While fewer women in New Mexico are dying during or shortly after pregnancy, more children are being born with low birth weights and withdrawal symptoms from being exposed to drugs while in the womb, according to data cited in the presentation.

As for access, fewer people are actually going to doctors’ offices than before the COVID-19 pandemic, but more people are seeing mental health practitioners, the data show. The report notes that it relies on utilization data that only shows if providers billed for more services, not necessarily if more Medicaid patients are receiving care.

New Mexico ranks 16th in access to behavioral health care overall, Armijo told the Legislative Finance Committee at its meeting in Taos on Wednesday.

“We’re not at the top, but it shows the interventions are working,” she said.

“The state has really done a lot of work to rebuild the behavioral health system. We’re struggling with a new set of issues, in many ways, that weren’t present a decade ago.”


Medicaid
The New Mexico Medicaid program operates as the largest payer of health insurance in the state, covering approximately a third of the state’s population, Armijo said.

According to the presentation, Medicaid is “the greatest lever available to the state to reduce the prevalence of mental illness and substance use disorders and improve physical health for women and children.”

Approximately 4,000 new health care providers have joined the Medicaid network in the last 11 months, Armijo said. Of those, 57% work as behavioral health providers and 29% are in primary care, she said.

Lawmakers most recently increased provider reimbursement rates to 137% of the rate paid by Medicaid, Armijo said.

New Mexico has paid out $2.2 billion in reimbursements to health care providers, Chenier said, including $1.3 billion to hospitals and $90 million to behavioral health providers.

New Mexico has put approximately $550 million in one-time funding for behavioral health services, LFC Analyst Eric Chenier said.

​Armijo said the
Medicaid unwinding at the end of the public health emergency for COVID-19 resulted in the number of people enrolled in the program to drop from more than 1 million to approximately 839,000. She said the rolls are “leveling off” and are not growing.

Primary care
Primary care is an entry point for behavioral health because it is the most likely setting where someone will actually receive behavioral health services, Armijo said. Primary care providers can prescribe medication-assisted treatment for substance use disorder, for example.
Among all U.S. states, New Mexico ranks 29th in access for primary care services, according to data in the presentation.

“It’s not where we want to be, but [it’s] not the worst,” Armijo said.

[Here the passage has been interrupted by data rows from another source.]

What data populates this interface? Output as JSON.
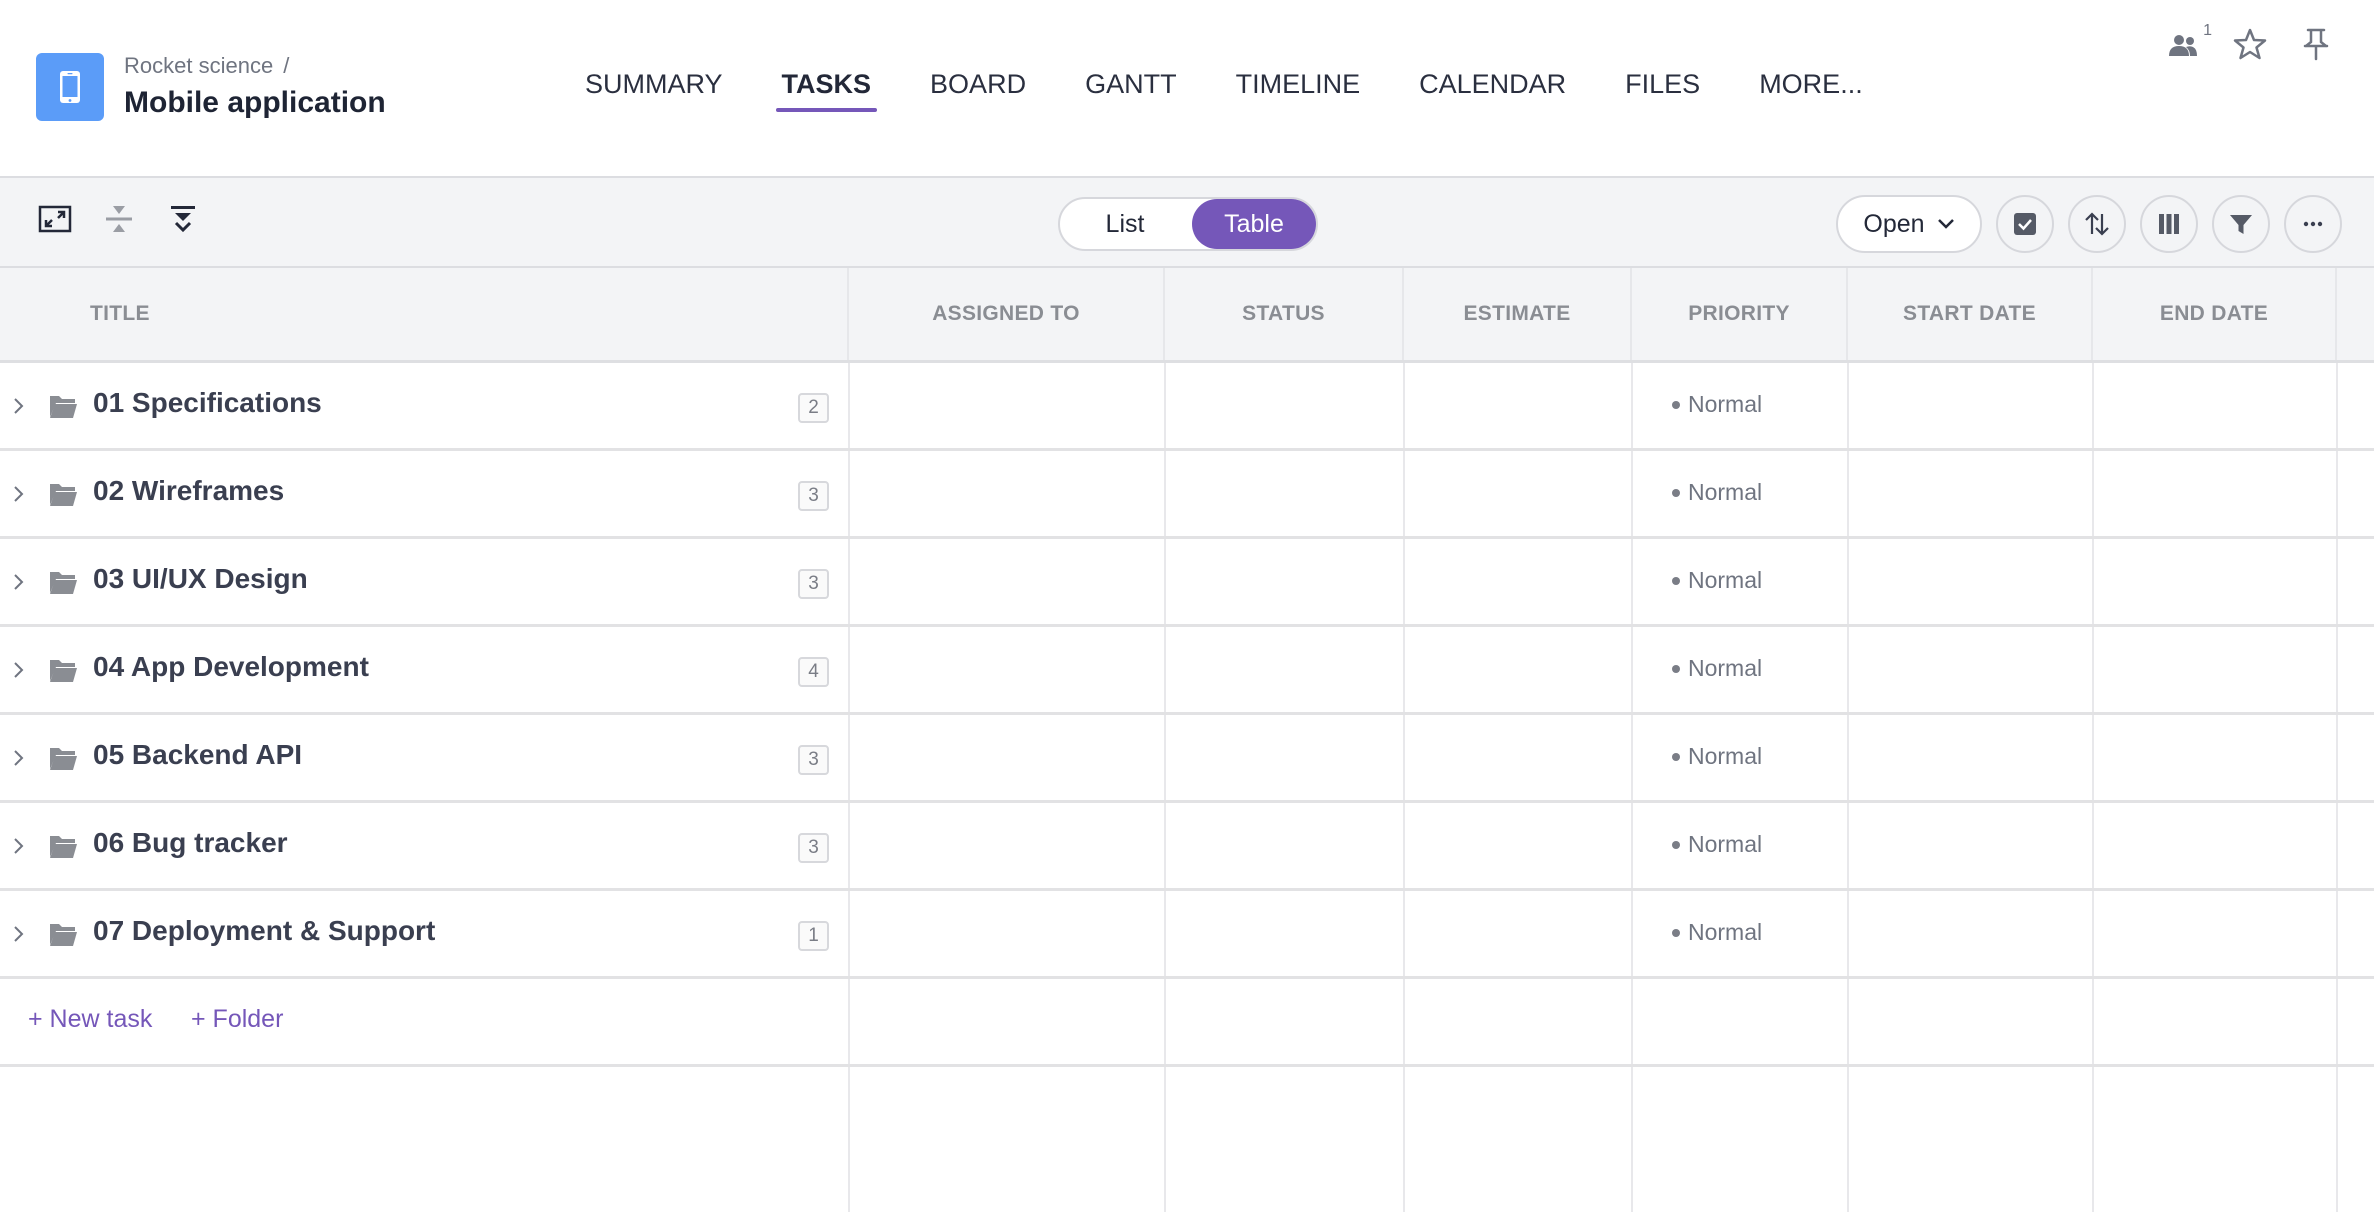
{
  "header": {
    "breadcrumb_parent": "Rocket science",
    "breadcrumb_separator": "/",
    "project_title": "Mobile application",
    "app_icon": "mobile-phone-icon",
    "app_icon_color": "#5b9cf8",
    "tabs": [
      {
        "label": "SUMMARY",
        "active": false
      },
      {
        "label": "TASKS",
        "active": true
      },
      {
        "label": "BOARD",
        "active": false
      },
      {
        "label": "GANTT",
        "active": false
      },
      {
        "label": "TIMELINE",
        "active": false
      },
      {
        "label": "CALENDAR",
        "active": false
      },
      {
        "label": "FILES",
        "active": false
      },
      {
        "label": "MORE...",
        "active": false
      }
    ],
    "members_count": "1",
    "actions": [
      "members-icon",
      "star-icon",
      "pin-icon"
    ]
  },
  "toolbar": {
    "left_icons": [
      "expand-icon",
      "collapse-rows-icon",
      "expand-all-icon"
    ],
    "view_toggle": {
      "options": [
        "List",
        "Table"
      ],
      "selected": "Table"
    },
    "status_filter": "Open",
    "right_icons": [
      "checkbox-icon",
      "sort-icon",
      "columns-icon",
      "filter-icon",
      "more-icon"
    ]
  },
  "table": {
    "columns": [
      "TITLE",
      "ASSIGNED TO",
      "STATUS",
      "ESTIMATE",
      "PRIORITY",
      "START DATE",
      "END DATE"
    ],
    "rows": [
      {
        "title": "01 Specifications",
        "count": "2",
        "assigned_to": "",
        "status": "",
        "estimate": "",
        "priority": "Normal",
        "start_date": "",
        "end_date": ""
      },
      {
        "title": "02 Wireframes",
        "count": "3",
        "assigned_to": "",
        "status": "",
        "estimate": "",
        "priority": "Normal",
        "start_date": "",
        "end_date": ""
      },
      {
        "title": "03 UI/UX Design",
        "count": "3",
        "assigned_to": "",
        "status": "",
        "estimate": "",
        "priority": "Normal",
        "start_date": "",
        "end_date": ""
      },
      {
        "title": "04 App Development",
        "count": "4",
        "assigned_to": "",
        "status": "",
        "estimate": "",
        "priority": "Normal",
        "start_date": "",
        "end_date": ""
      },
      {
        "title": "05 Backend API",
        "count": "3",
        "assigned_to": "",
        "status": "",
        "estimate": "",
        "priority": "Normal",
        "start_date": "",
        "end_date": ""
      },
      {
        "title": "06 Bug tracker",
        "count": "3",
        "assigned_to": "",
        "status": "",
        "estimate": "",
        "priority": "Normal",
        "start_date": "",
        "end_date": ""
      },
      {
        "title": "07 Deployment & Support",
        "count": "1",
        "assigned_to": "",
        "status": "",
        "estimate": "",
        "priority": "Normal",
        "start_date": "",
        "end_date": ""
      }
    ],
    "add_task_label": "+ New task",
    "add_folder_label": "+ Folder"
  },
  "colors": {
    "accent": "#7557b9",
    "app_icon": "#5b9cf8",
    "toolbar_bg": "#f3f4f6",
    "text_dark": "#232838"
  }
}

The network of primary care providers has grown every year, Armijo said, and nearly every provider in the state received a raise because of lawmakers’ reimbursement rate increase that went into effect in January.

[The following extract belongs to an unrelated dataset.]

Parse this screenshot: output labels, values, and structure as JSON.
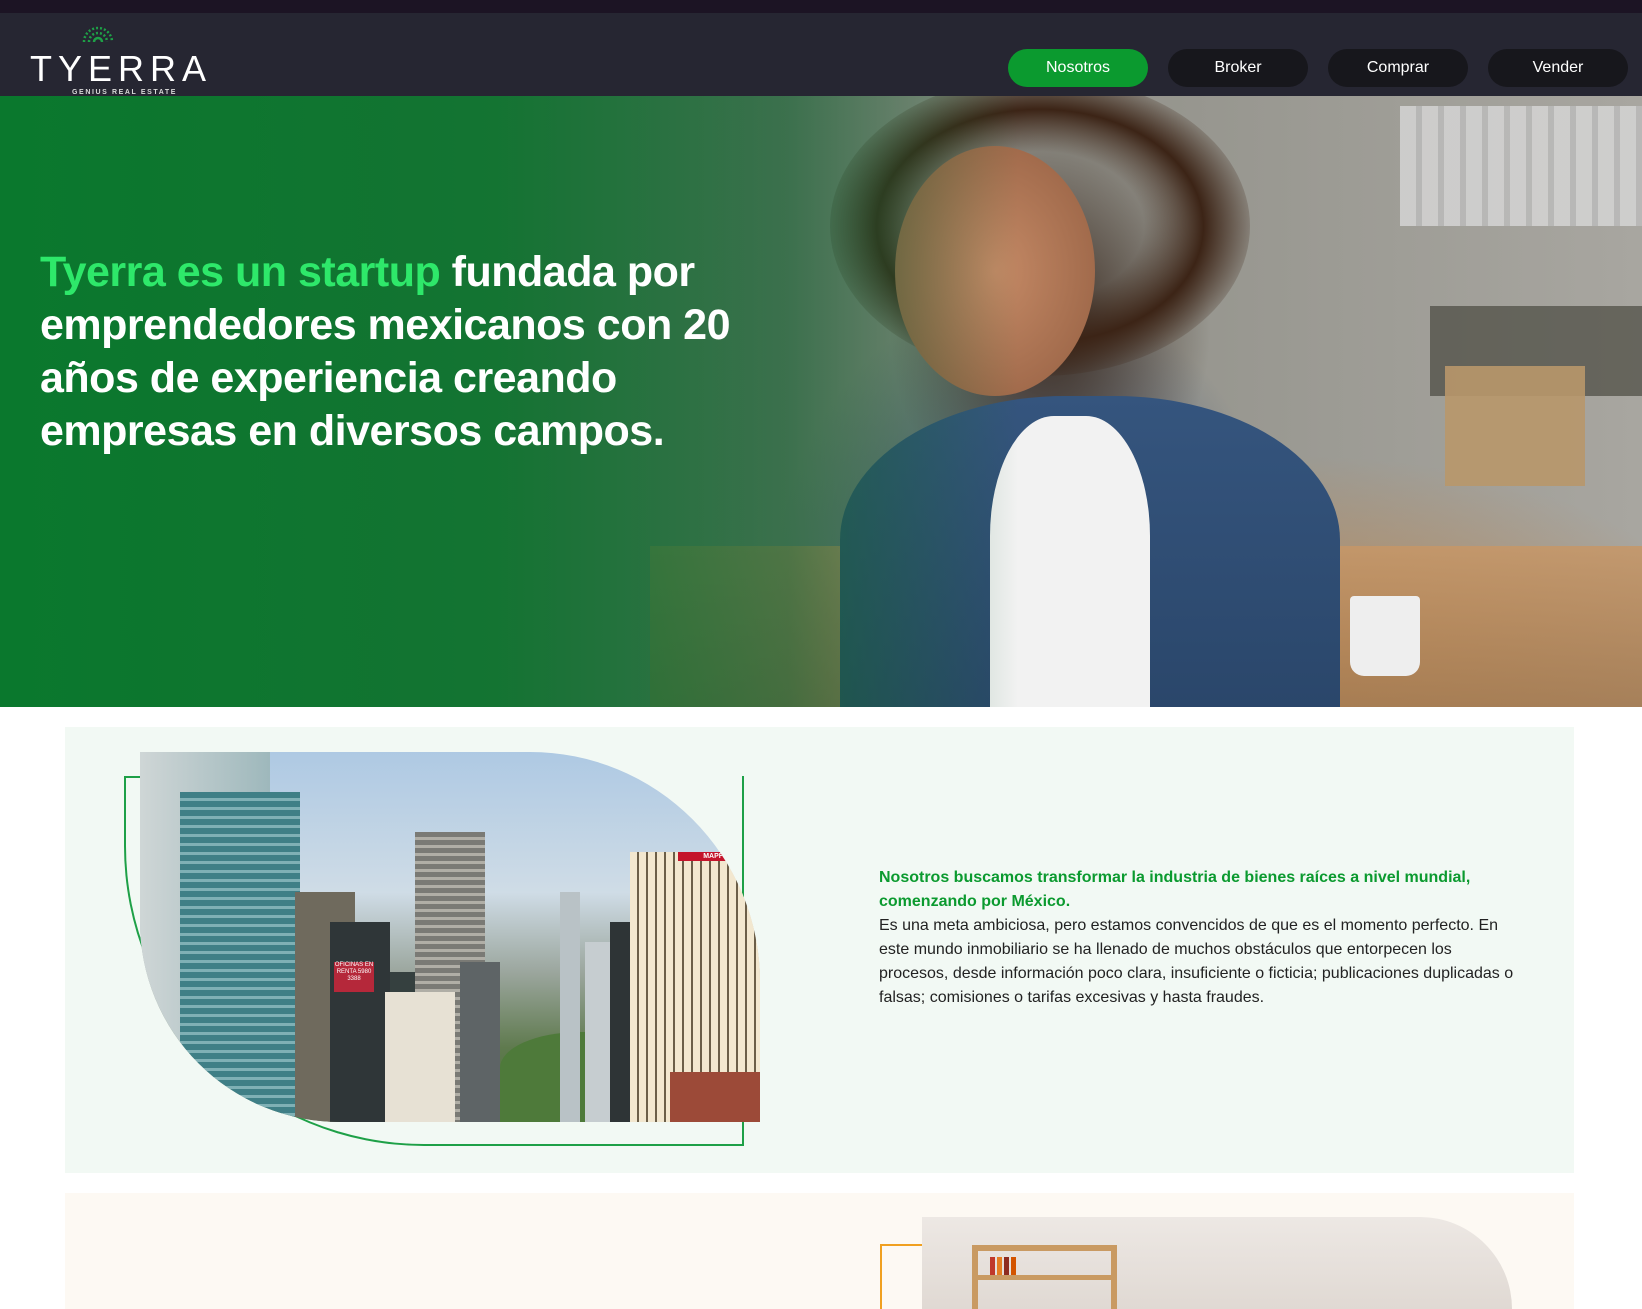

For future discussions, Sen. Michael Padilla (D-Albuquerque) asked about a way to gather data on how long it takes for new patients to see a primary care provider versus existing patients, and how that breaks down between urban and rural parts of New Mexico.
​

How the ‘one big beautiful bill’ could play out
Because of Medicaid’s outsized influence in New Mexico’s health insurance market, the federal tax and spending legislation under consideration by Congress would impact not only Medicaid recipients but all New Mexicans, Armijo said.

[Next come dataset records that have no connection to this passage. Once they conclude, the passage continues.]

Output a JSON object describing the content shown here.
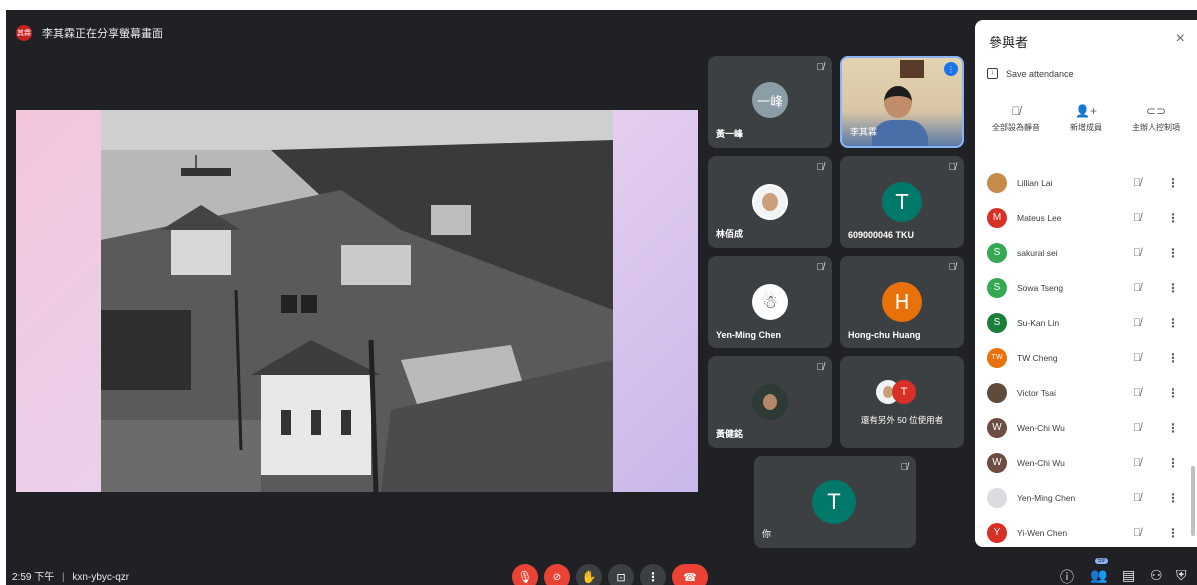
{
  "presenting_banner": "李其霖正在分享螢幕畫面",
  "presenter_initials": "其霖",
  "tiles": [
    {
      "name": "黃一峰",
      "avatar_text": "一峰"
    },
    {
      "name": "李其霖"
    },
    {
      "name": "林佰成"
    },
    {
      "name": "609000046 TKU",
      "avatar_text": "T"
    },
    {
      "name": "Yen-Ming Chen"
    },
    {
      "name": "Hong-chu Huang",
      "avatar_text": "H"
    },
    {
      "name": "黃健銘"
    },
    {
      "name": "還有另外 50 位使用者",
      "avatar_text": "T"
    },
    {
      "name": "你",
      "avatar_text": "T"
    }
  ],
  "panel": {
    "title": "參與者",
    "close": "×",
    "save_attendance": "Save attendance",
    "actions": [
      "全部設為靜音",
      "新增成員",
      "主辦人控制項"
    ]
  },
  "participants": [
    {
      "name": "Lillian Lai",
      "avatar": "",
      "color": "#c58b4b"
    },
    {
      "name": "Mateus Lee",
      "avatar": "M",
      "color": "#d93025"
    },
    {
      "name": "sakurai sei",
      "avatar": "S",
      "color": "#34a853"
    },
    {
      "name": "Sowa Tseng",
      "avatar": "S",
      "color": "#34a853"
    },
    {
      "name": "Su-Kan Lin",
      "avatar": "S",
      "color": "#188038"
    },
    {
      "name": "TW Cheng",
      "avatar": "TW",
      "color": "#e8710a"
    },
    {
      "name": "Victor Tsai",
      "avatar": "",
      "color": "#5f4b3a"
    },
    {
      "name": "Wen-Chi Wu",
      "avatar": "W",
      "color": "#6d4c41"
    },
    {
      "name": "Wen-Chi Wu",
      "avatar": "W",
      "color": "#6d4c41"
    },
    {
      "name": "Yen-Ming Chen",
      "avatar": "",
      "color": "#dadce0"
    },
    {
      "name": "Yi-Wen Chen",
      "avatar": "Y",
      "color": "#d93025"
    }
  ],
  "bottom": {
    "time": "2:59 下午",
    "separator": "|",
    "meeting_code": "kxn-ybyc-qzr",
    "people_count": "59"
  },
  "colors": {
    "background": "#202124",
    "tile": "#3c4043",
    "teal": "#00796b",
    "orange": "#e8710a",
    "red": "#ea4335"
  }
}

New Mexico would lose $2.8 billion in federal medicaid funding under the reconciliation bill, she said.

The legislation would result in 111 health care providers losing funding, Armijo said, and the potential closure of between six and eight rural hospitals.

Almost 90,000 people would lose Medicaid because of work requirements and other requirements proposed in the bill, she said.

People on Medicaid are often working a minimum wage job, she said, while others are elderly or disabled who can’t just go out and find work.

“When you have people who are working, and new work requirements, you have to be very careful about how you’re administering that: You don’t want people losing it because of administrative hassle,” Armijo said. “Work requirements can be confusing to comply with."